NRC Handelsblad:
De dag dat Ronnie O’Sullivan wereldkampioen snooker 2013 werd, is ook een revolutionaire dag voor de Nederlandse poëzie.  Schrijver A.H.J. Dautzenberg koos die dag om zijn bundel met een nieuw genre poëzie uit te brengen: snookergedichten (…) Het lijkt een onvermijdelijke stap, nadat de Vlaamse Paul van Ostaijen in 1921 de concrete, beeldende poëzie BOEM paukeslag schreef. En Jan Hanlo in 1952 experimenteerde met klankgedichten als Oote Oote Boe. Dautzenberg plaatst zich met deze gedichten in die traditie (…) Dautzenberg helpt de poëzie voorbij een dood punt.

Charlotte Mutsaers:
Kopen! Prachtig uitgegeven. Lust voor oog en brein. Bovendien zet deze bundel je ook nog aan om je te verdiepen in het snookeren. Poëzie!

Brabant Literair:
Dautzenberg redt zich uit deze paradox: weliswaar schept de dichter een universum, maar hij doet dat zonder taal. Hij doet het met snookerconfiguraties, kleurige vormen, volgordes en afwisselingen van bolletjes zoals die zich in het snookerspel kunnen voordoen, maar die Dautzenberg, als ware hij een probleemschaker, geconstrueerd heeft. Een vorm van visuele poëzie dus (…) Waar ‘klassieke’ visuele dichters doorgaans de tekst typografisch zo vormgeven dat er een betekenisaspect toegevoegd wordt, zoals in een gedicht waarin Parijs bezongen wordt en dat de vorm van de Eiffeltoren heeft, of zoals in een ander calligramme van Apollinaire dat gaat over een stropdas en de vorm heeft van die das of over een paard en dat eruit ziet als een paard, daar beperkt Dautzenberg zich tot strikte vorm. In zijn snookergedichten geen woorden, geen letters, geen typografische symbolen, alleen ballen, kleuren en in verschillende configuraties (…) Dautzenbergs titels suggereren heel vaak dat er een wereld achter het beeld gezocht moet worden (…) Dautzenberg ziet een gedicht klaarblijkelijk als een deur naar een verborgen wereld. Bizar voor iemand die zulke concrete beelden gebuikt. Abstractie is blijkbaar niet aan hem besteed, hoewel er nauwelijks abstractere vormen te bedenken zijn dan Dautzenbergs snookerstructuren. Dautzenberg is geen abstract kunstenaar, maar een symbolist.

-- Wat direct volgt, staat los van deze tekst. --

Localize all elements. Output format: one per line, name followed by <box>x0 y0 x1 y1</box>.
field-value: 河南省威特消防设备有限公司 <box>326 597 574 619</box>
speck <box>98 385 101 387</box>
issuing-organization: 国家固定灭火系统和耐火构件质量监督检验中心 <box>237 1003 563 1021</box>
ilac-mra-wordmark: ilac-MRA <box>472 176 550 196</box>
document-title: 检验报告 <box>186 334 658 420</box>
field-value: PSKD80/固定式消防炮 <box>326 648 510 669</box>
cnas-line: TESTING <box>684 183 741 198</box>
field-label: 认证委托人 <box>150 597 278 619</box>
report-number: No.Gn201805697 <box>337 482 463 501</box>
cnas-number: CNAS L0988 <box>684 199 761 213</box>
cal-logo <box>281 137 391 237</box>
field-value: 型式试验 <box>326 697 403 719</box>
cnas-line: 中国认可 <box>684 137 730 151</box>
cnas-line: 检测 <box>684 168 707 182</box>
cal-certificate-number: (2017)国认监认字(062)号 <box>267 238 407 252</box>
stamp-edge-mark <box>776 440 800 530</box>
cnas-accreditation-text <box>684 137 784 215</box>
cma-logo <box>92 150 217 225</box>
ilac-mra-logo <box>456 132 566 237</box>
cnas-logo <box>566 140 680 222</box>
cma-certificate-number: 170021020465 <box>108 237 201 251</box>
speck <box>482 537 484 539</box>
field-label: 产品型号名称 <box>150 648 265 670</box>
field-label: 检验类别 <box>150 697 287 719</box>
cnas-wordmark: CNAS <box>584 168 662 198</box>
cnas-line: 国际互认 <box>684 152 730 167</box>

Martinus Benders, uitgever van kwaliteitspoëzie:
Het zijn spannende dagen in de Nederlandstalige poëzie  Nu Jacques Breukers bezig is met zijn befaamde bloemleescanon ‘Mijn Canon, Mijn kwaliteitspoëzie’ besloot ook Burgerdandy Kabouter Snautzendwerg met een spannende dichtbundel op de propjes te komen (…) Dit is wat de Nederlandse poëzie nodig had. Bolletjes. Poëzie met bolletjes. Bravo Kabouter Snautzendwerg, Wasmachien! Natuurlijk, een ongezellig lezer zou eens de vraag kunnen stellen: waarom moet ik een boekje kopen als ik al van tevoren weet wat erin gaat staan? Waarom wordt hier de fictieve discussie ‘of dit poëzie is’ aangezwengeld, wat boeit mij dat nou, of dit poëzie is?

Leo Hermens, dichter:
Mijn dochter heeft een aantal strijkkralengedichten gemaakt. Die ga ik nu maar eens herlezen.

Brabants Dagblad:
Voor wie geïnteresseerd is in het schitterende lulverhaal dat Anton over zijn nieuwste experiment te vertellen heeft, verwijzen we naar de website van De Optimist. Daar legt hij in volzinnen uit waarom je volgens hem helemaal geen taal nodig hebt voor poëzie. Dat is alvast evidente lariekoek (…) Hij is trouwens goed op dreef als titelmaker, beter dan als schikker van de uit ballen bestaande stillevens tenminste (…) Dat is precies Na de punt: een bundel die wel ballen heeft, volop ballen zelfs, maar ballen die alle kanten uit lopen.

L1 Radio:
Dautzenberg plaatst zich in de traditie van de experimentele poëzie (…) Het is meer dan een grap (…) Dautzenberg schept een universum dat daadwerkelijk iets vertelt (…) Het ziet er bovendien fleurig uit (…) Dit is de zoveelste loot aan de boom van Dautzenbergs eigen poëtica: niets aantrekken van grenzen en conventies doorbreken (…) De lezer moet zijn best doen en ook grenzen durven doorbreken. Een literair statement.